Psychologist and bestselling author Daniel Kahneman, whose research on how decision-making and biases can impact economics earned him a Nobel Prize, died on March 27. He was 90.
Kahneman was born in Tel Aviv, Israel, on March 5, 1934, and was raised in Paris until his family fled Nazi-occupied France. He graduated from Hebrew University in 1954 and received a doctorate in psychology from the University of California, Berkeley, in 1961. In 1993, he joined the faculty of Princeton University, where he spent much of his career. He went on to receive the Nobel Memorial Prize in Economic Sciences in 2002 and the Presidential Medal of Freedom in 2013.
Kahneman was the author or coauthor of seven books, including the 2011 bestseller Thinking, Fast and Slow (FSG).
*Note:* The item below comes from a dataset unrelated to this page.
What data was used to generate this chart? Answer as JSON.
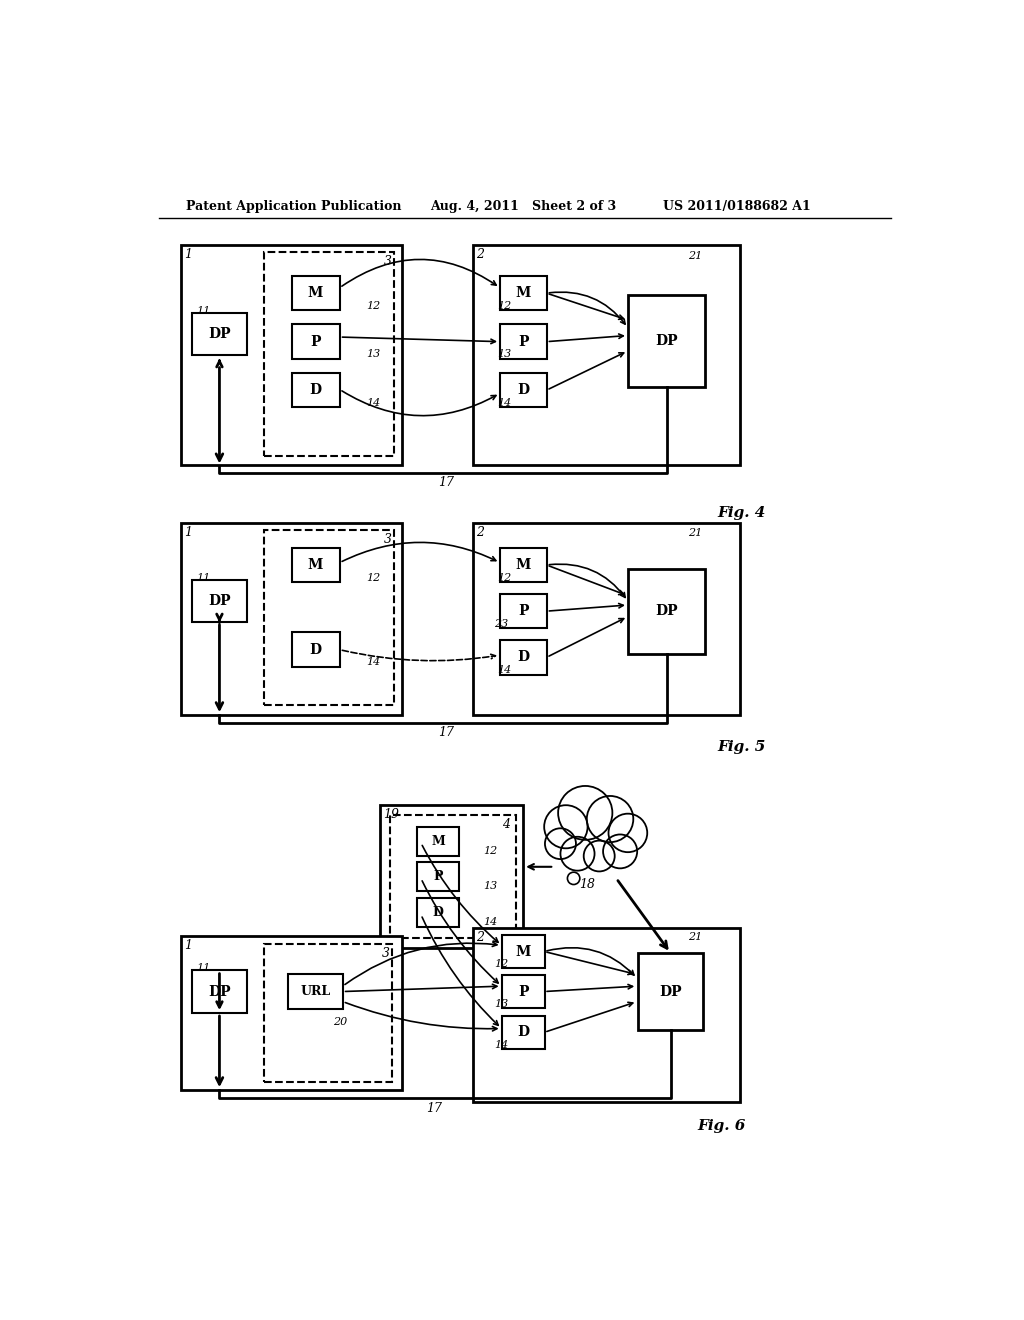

In a starred review, PW called the book a "fascinating treatise" and al "lucid, marvelously readable guide to spotting—and correcting—our biased misunderstandings of the world," adding that it was written by "a giant in the field of decision research." His final book was 2021's Noise: A Flaw in Human Judgement (Little, Brown Spark), written with Olivier Sibony and Cass R. Sunstein, which PW called "an intricate examination of decision-making and sound judgement."
Kahneman spent three decades collaborating with friend and fellow psychologist Amos Tversky on his prizewinning research. (Tversky died in 1996, and the Nobel is not awarded posthumously.) Kahneman and Tversky's personal and working relationship was chronicled in Michael Lewis's 2016 book The Undoing Project: A Friendship That Changed Our Minds (W.W. Norton), which PW called "a joy to read, packed with 'aha!' moments, telling and at times hilarious details, and elegant explanations of complex experiments and theories."
He is survived by his partner, Barbara Tversky (widow of Amos); his two children, Michael Kahneman and Lenore Shoham; and four stepchildren, among them New Yorker fiction editor Deborah Treisman.